The Blueline system uses a specially-designed fibre sleeve impregnated with a two-part epoxy resin.

“We design the sleeve specifically to suit the configurations of each job,” Stuart said.

“With this one we had breaks in two lengths of 100mm pipe and a 45-degree junction, so we designed the liner to cover those areas of damage.

“We used a ‘pull-in-place’ method of installation, where we wet-out the liner, packed it up with resin, and then pulled it into place so that it sat right where all the breaks were.

“Once it cured, the repaired areas were structurally stronger than ever before, because we basically created a new, rock-hard section of pipe inside the old one.

He also said that because of the thin profile and smooth lines of the relined interior of the pipe, there was usually reduced drag and therefore improved flow capacity.

“All without having to dig a thing.”


Stuart said Nuflow wins out in the complex jobs because of the system’s flexibility and their in-house research, development and manufacturing capabilities.

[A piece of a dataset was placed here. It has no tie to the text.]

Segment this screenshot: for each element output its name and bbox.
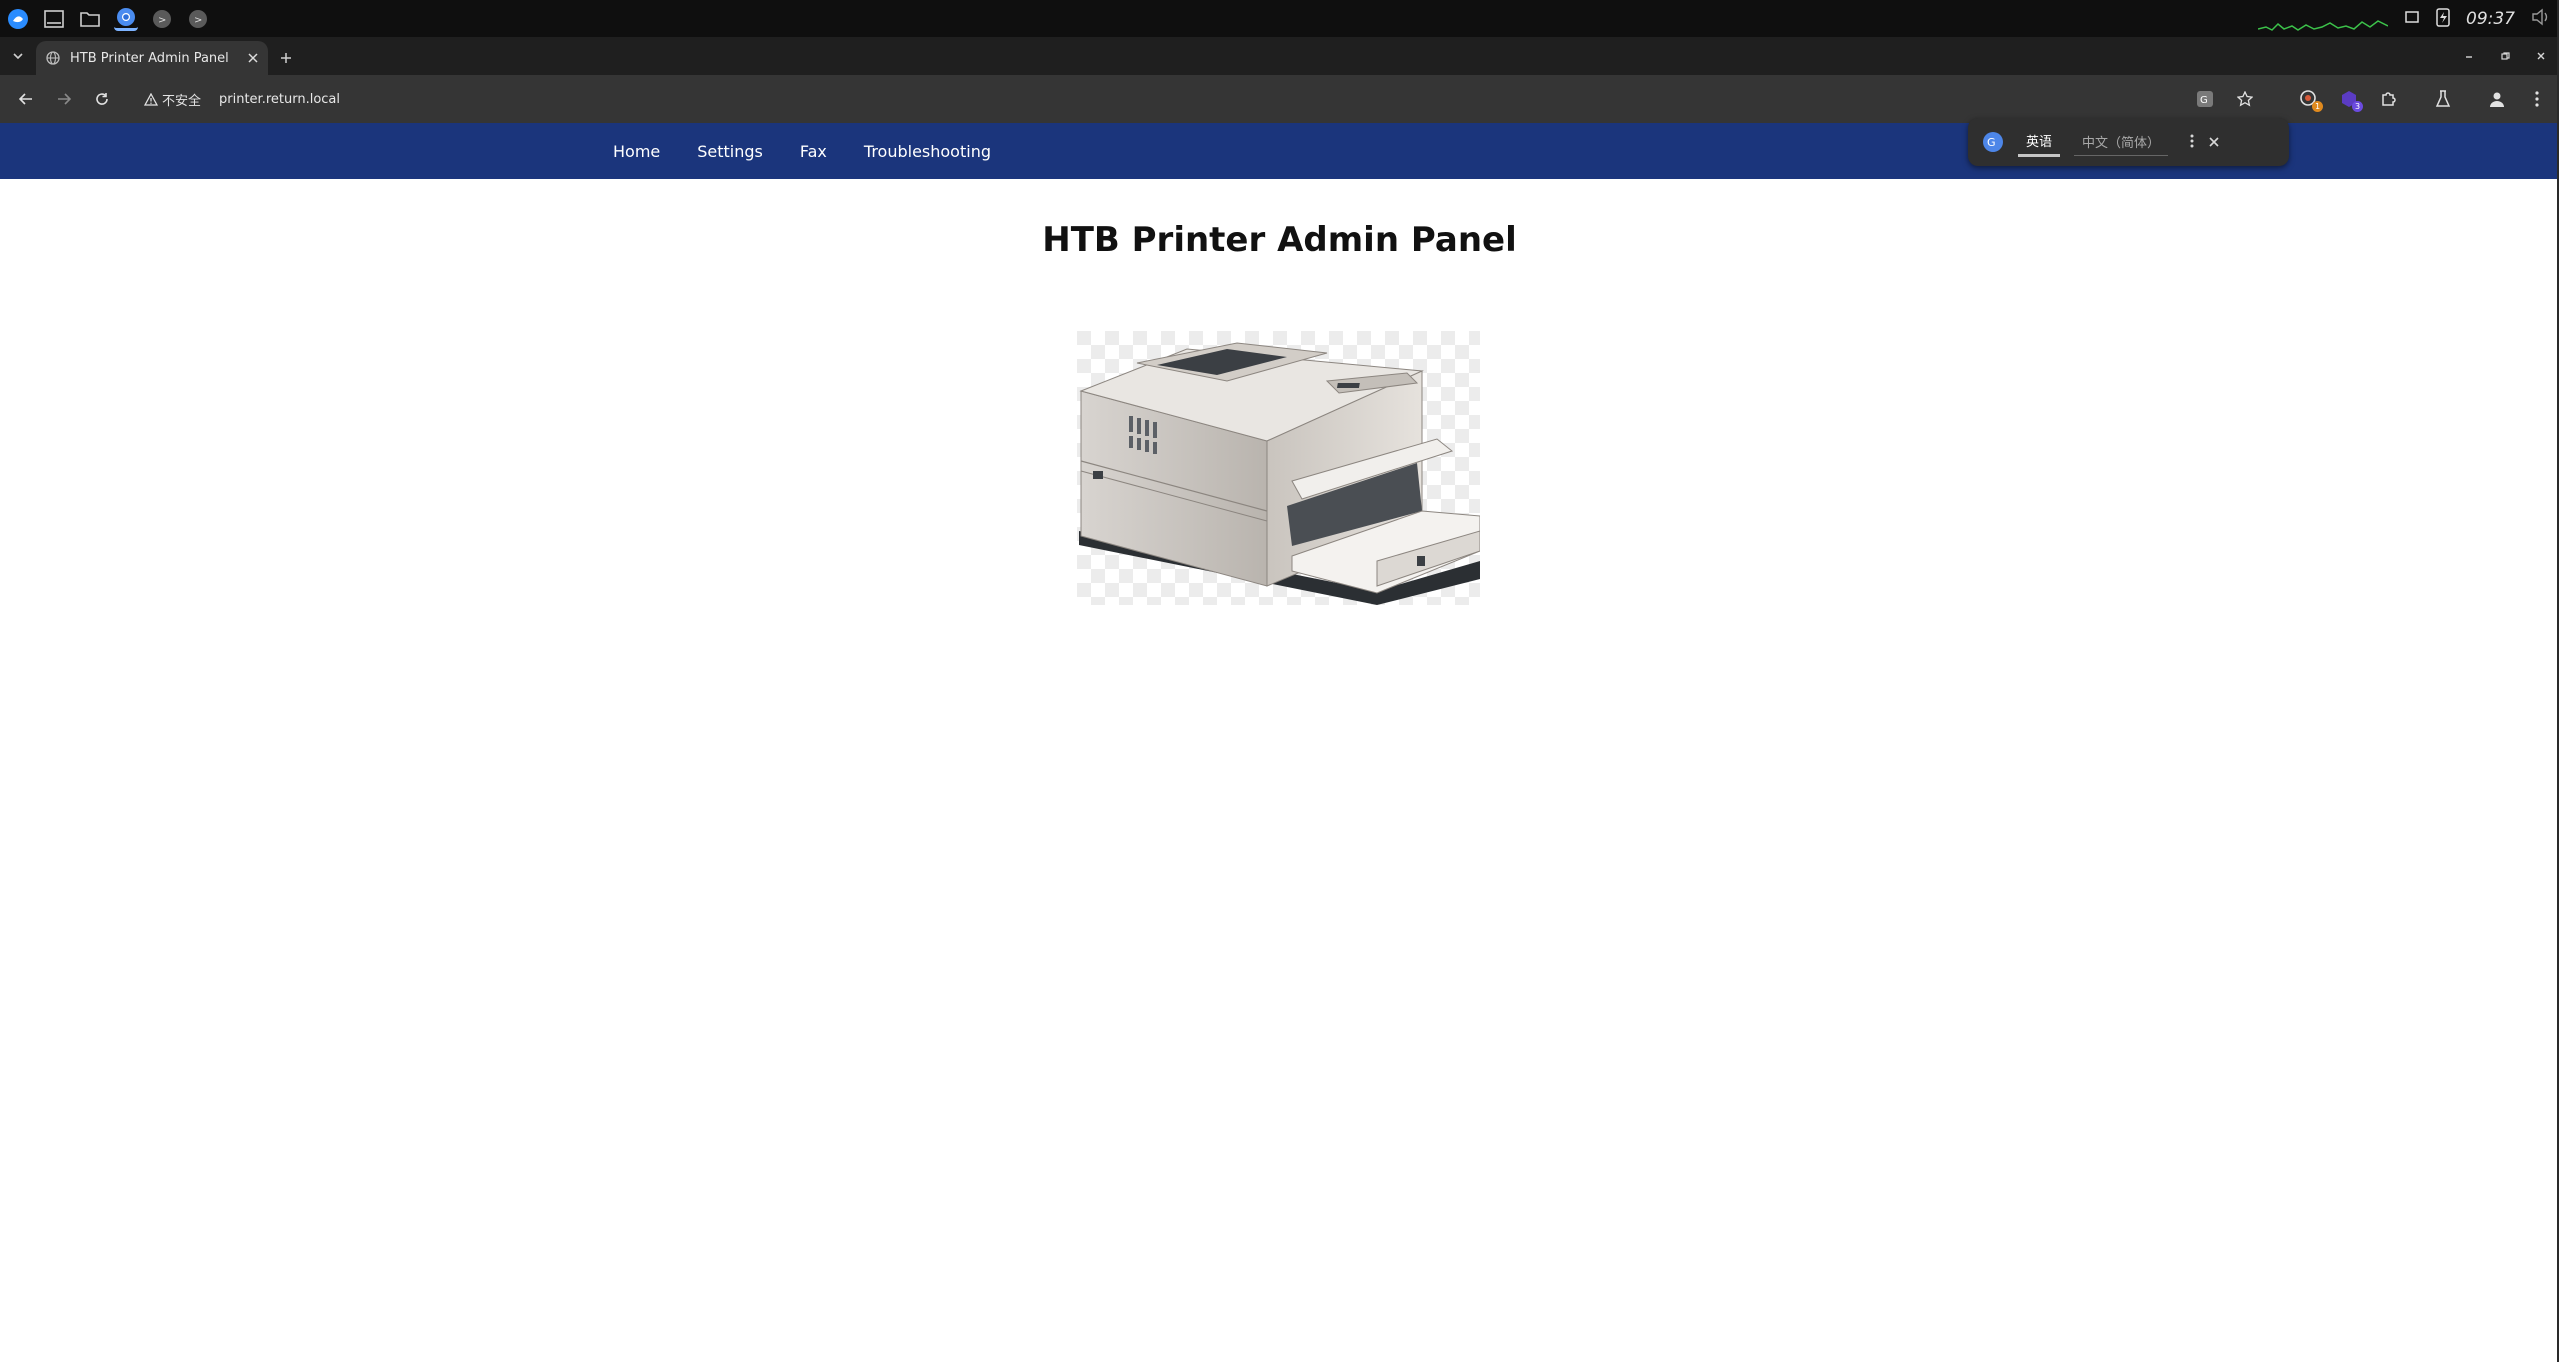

“These products can be used on pressurised (up to 1800KPA) and non-pressurised pipes and they easily cope with bends, elbows, branches and transitions in diameter (40mm up to 1500mm and even more for specialist jobs).

He believes Nuflow’s ability to develop and manufacture their own products means they’re better-equipped to adapt, and to give customers the before and after-sales service they need, including pre-purchase advice and a 50-year product warranty.

“Everything’s manufactured in-house which means they can change things to suit each job,” he said.

“Most of the other pipe relining companies use off-the-shelf materials brought in from overseas, which have one standard set of instructions for use.

“That means less flexibility around things like modification of materials or cure times to suit the conditions of a particular job.

“It can also cause complications around warranty terms.”


And what’s the verdict back at the Royal Pines?

Well, six months on it’s still all smiles around the pool.

Whilst quietly confident, Lane initially reserved his judgment on the success of the repair, saying he would wait until it had stood the test of time.

But after a very busy summer season without issues, he was satisfied.

“The reline job has proved itself over our peak period,” he said, “so we’re happy.”

Stuart says the system they used would have been significantly cheaper in the long run than digging.

”To dig would have probably cost anything from $10,000 to $40,000, especially with all the other services under there that needed to be protected,” he said.

“Who knows what the end cost might have been because once you start excavating around pools engineers have to get involved and it can really cause dramas cutting into concrete.”

But importantly, it was the ability to keep operating that brought smiles to the faces of Royal Pines Resort management.

“They just wanted to hear that the job was done on time with no disruption to service, and that was what we gave them,” he said.

“There were no complaints at all, and they still seem happy with the way the pipes are flowing – so when it comes to our line of work, we take that as a win.”